Hoyoverse dropped 31 minutes of Varsapura and, for once, the headline isn’t just another elemental action loop. This noir-flavored open world set in a Singapore-like city shows combat, stealth, driving, and dialogue skills that could finally pull the studio beyond “pretty gacha with great animations.” If those systems stick, Varsapura might be the first Hoyoverse game where your choices matter as much as your DPS.
The demo opens with a trip to SEAL-Shadow Entity Analysis and Limitation—under the Shadow Emergency Alliance. The onboarding is pure Control energy: a “mind scan,” sensory restriction, and a failsafe where candidates can bail by thinking “Requesting intervention.” It’s a cheeky setup that nails the vibe of bureaucratic paranormal nonsense without trying too hard to be spooky.

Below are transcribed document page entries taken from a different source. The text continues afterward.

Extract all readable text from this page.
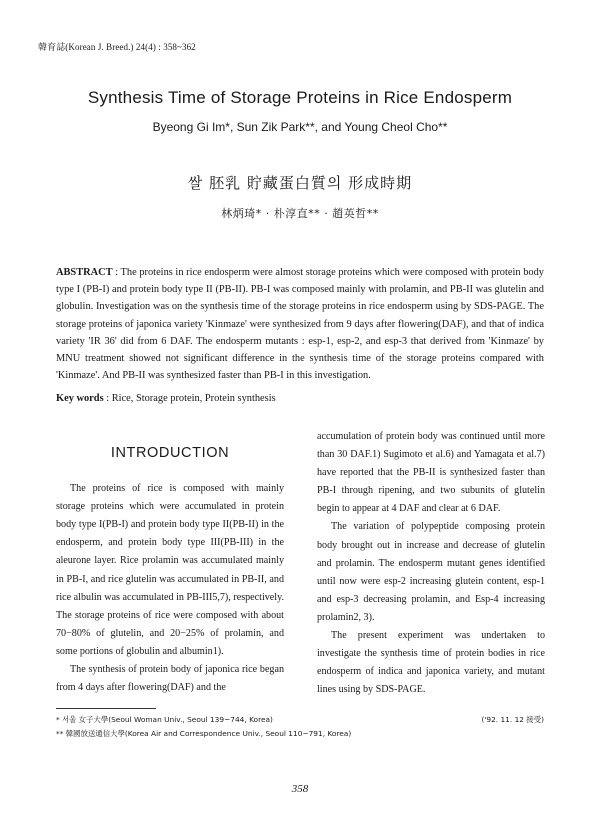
韓育誌(Korean J. Breed.) 24(4) : 358~362
Synthesis Time of Storage Proteins in Rice Endosperm
Byeong Gi Im*, Sun Zik Park**, and Young Cheol Cho**
쌀 胚乳 貯藏蛋白質의 形成時期
林炳琦* · 朴淳直** · 趙英哲**
ABSTRACT : The proteins in rice endosperm were almost storage proteins which were composed with protein body type I (PB-I) and protein body type II (PB-II). PB-I was composed mainly with prolamin, and PB-II was glutelin and globulin. Investigation was on the synthesis time of the storage proteins in rice endosperm using by SDS-PAGE. The storage proteins of japonica variety 'Kinmaze' were synthesized from 9 days after flowering(DAF), and that of indica variety 'IR 36' did from 6 DAF. The endosperm mutants : esp-1, esp-2, and esp-3 that derived from 'Kinmaze' by MNU treatment showed not significant difference in the synthesis time of the storage proteins compared with 'Kinmaze'. And PB-II was synthesized faster than PB-I in this investigation.
Key words : Rice, Storage protein, Protein synthesis
INTRODUCTION

The proteins of rice is composed with mainly storage proteins which were accumulated in protein body type I(PB-I) and protein body type II(PB-II) in the endosperm, and protein body type III(PB-III) in the aleurone layer. Rice prolamin was accumulated mainly in PB-I, and rice glutelin was accumulated in PB-II, and rice albulin was accumulated in PB-III5,7), respectively. The storage proteins of rice were composed with about 70−80% of glutelin, and 20−25% of prolamin, and some portions of globulin and albumin1).

The synthesis of protein body of japonica rice began from 4 days after flowering(DAF) and the

accumulation of protein body was continued until more than 30 DAF.1) Sugimoto et al.6) and Yamagata et al.7) have reported that the PB-II is synthesized faster than PB-I through ripening, and two subunits of glutelin begin to appear at 4 DAF and clear at 6 DAF.

The variation of polypeptide composing protein body brought out in increase and decrease of glutelin and prolamin. The endosperm mutant genes identified until now were esp-2 increasing glutein content, esp-1 and esp-3 decreasing prolamin, and Esp-4 increasing prolamin2, 3).

The present experiment was undertaken to investigate the synthesis time of protein bodies in rice endosperm of indica and japonica variety, and mutant lines using by SDS-PAGE.

* 서울 女子大學(Seoul Woman Univ., Seoul 139−744, Korea)
** 韓國放送通信大學(Korea Air and Correspondence Univ., Seoul 110−791, Korea)
('92. 11. 12 接受)
358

Then the Mindbog enters—basically a psychic machine that spits out intrusive, derisive thoughts as literal shadow foes, a neat take on modern social toxicity manifesting as enemies. Combat kicks off with the protagonist whipping out umbrella-based attacks while Officer Sayuki bludgeons enemies with stacked files, sending papers flying like confetti. As someone who has melted more Abyss Mages than I care to admit, I immediately recognized the cadence: quick swaps, canned lines hinting at weaknesses, and windows for interrupts. It’s polished, readable action—Hoyoverse’s comfort zone—but with grounded props instead of anime arsenals.
The demo also teases player agency in conversation. Chatting with the enigmatic Mr. Shadow, you can answer straight or pick Empathy, Persuasion, or Deception. That’s the first time in a Hoyoverse game I’ve seen dialogue framed like RPG skill checks rather than roleplay paraphrases. If outcomes actually branch—new leads, changed loyalties, different mission types—this is a real evolution, not just another flavor text carousel.

There’s more: a stealth segment where you literally Mary Poppins yourself onto rooftops with the umbrella, plus non-lethal stuns and assassinations. The driving sequence through roads that look suspiciously like real Singapore suggests we’re not stuck in corridor cities either. The art leans realistic in lighting and materials while the characters keep that sharp, stylized Hoyoverse silhouette. It’s a clash that initially looks odd but makes sense given the tone—paranormal intrusion in a grounded world.
Hoyoverse has been spreading out—Genshin Impact is the open-world cash cow, Honkai: Star Rail nails turn-based spectacle, and Zenless Zone Zero brought urban brawling and counter windows. Varsapura feels like the studio asking, “What if we put those production values into an investigation-led game?” The timing’s smart: players are hungry for action RPGs with systems beyond stat checks, and Remedy’s Control proved there’s an audience for weird fiction and bureaucratic horror. A noir open world with skill-tagged dialogue and stealth is uncharted territory for Hoyoverse, and that genuinely excites me.
The Singapore-like setting is also a smart pivot. Asia’s megacities are videogame goldmines we barely explore outside cyberpunk clichés. Using a modern, recognizable city gives the supernatural elements more punch—when the streets, signage, and skylines feel authentic, every shadow creature feels like it’s invading your world, not a fantasy one.
Now for the skepticism. Hoyoverse is excellent at building lush loops; it’s less proven at meaningful player choice. Those Empathy/Persuasion/Deception tags could be real stat checks—or they could be cosmetic labels that funnel back to the same outcome. The stealth and driving looked cool, but we don’t know if they’re core systems or occasional set pieces. And party swapping plus multiple playable characters always raises the monetization eyebrow: is this a premium game, a traditional gacha, or something in between?

We also don’t have platforms, release timing, or how online this thing is. If Varsapura leans into a living-city approach, expect always-online infrastructure. If it’s episodic, expect seasonal content and possibly character banners. Neither is a deal-breaker by itself, but players burned out on daily checklists will want to know whether the investigations are gated by stamina-like systems or play out at your pace.
For all my questions, I’m in. The umbrella style is more than a gimmick—it telegraphs a grounded arsenal and a tone closer to pulp detective fiction than anime power fantasy. If Hoyoverse lets the investigations breathe and backs up those dialogue tags with real consequences, Varsapura could be the studio’s boldest swing since Genshin.
Varsapura looks like Genshin/ZZZ combat crashed into Control’s bureaucratic weirdness and LA Noire’s interrogations. The demo is stylish and promising, but the real test is whether choices matter and how Hoyoverse plans to monetize the party-based setup.